The common comments of “oh you’ll be back to it in no time” it’s just a race” “you’ve got plenty of time to run in your life” although all sweet and well meaning, just left me feeling more lost. See I was, and I am broken by the news that I don’t get to be on that start line. When you look at it, you see it as just one day that I’ll miss out on, just one experience. But when I feel it, I feel all of it, I feel the 400+ training miles in my legs That are now just melting away in to nothing, the endless cross training sessions, the blood sweat and the tears of it all, the every waking moment i thought about it, every ounce of me that was preparing to be there, and to be there as my best self.
A DNS is not something uniquely personal to me, but my DNS is. This is my first time training for a race I can’t run, and not any race, my A race. The race that I was pinning my hopes and dreams on. With every reminder email, and every missed training run, I feel further and further away from where and who I thought I was. Yes 100% melodramatic, but 100% true. With little warning and/or reason, I’ve been left stranded, and the thing that normally keeps me afloat when I’m stranded with no place to go, yeah that thing, I can’t do!
So yes amongst all this I feel ever so slightly like I’m fading away, losing a part of myself, struggling with the lack of freedom and escapism, but also the lack of social interactions and networks that I’ve grown to depend on. Running is so much more than just time on your feet, it’s people, and experiences, and laughter, and de-stressing, and the great outdoors, and achievement, and pride, and sweat, so much sweat, oh and for me a good nights sleep.
It’s worth reflecting that nothing here is serious, I will run again, probably in the next few weeks or at most months, no big sponsorship deals have been scuppered by my non-running, and no gold medals lost. I am at best an insignificant runner, but running is not in the least bit insignificant to me. It is me, or at least so much of me.
It’s not all doom and gloom, in the meantime I get to volunteer at a lot of events, hopefully securing my running karma for that big comeback. I get to be in the pool, which although fills me mostly with dread, is something I am going to have to get better at if I’m going to Ironman some day. And I get to be the biggest cheerleader for friends and strangers chasing down their dreams.
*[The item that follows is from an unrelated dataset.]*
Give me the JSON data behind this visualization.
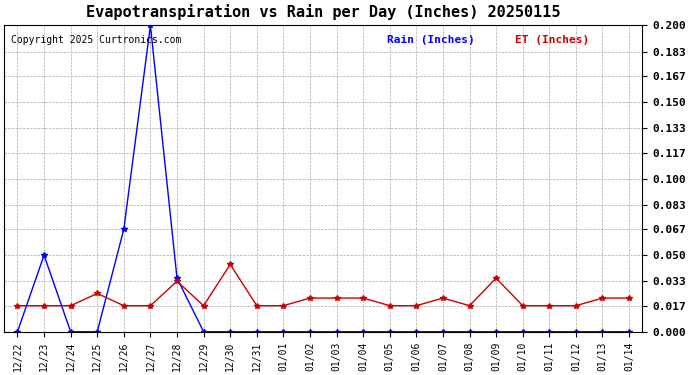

All good and meaningful things that I am ever so grateful for, and that seriosuly are keeping me from going under.
But in those quiet moments when I’m scrolling through instagram looking at all the active-wear and adventures, I feel more alone than I have in a very long time. I take a deep breath, wipe away the tears and plead with the running gods that this will all be over very soon, it just has to be.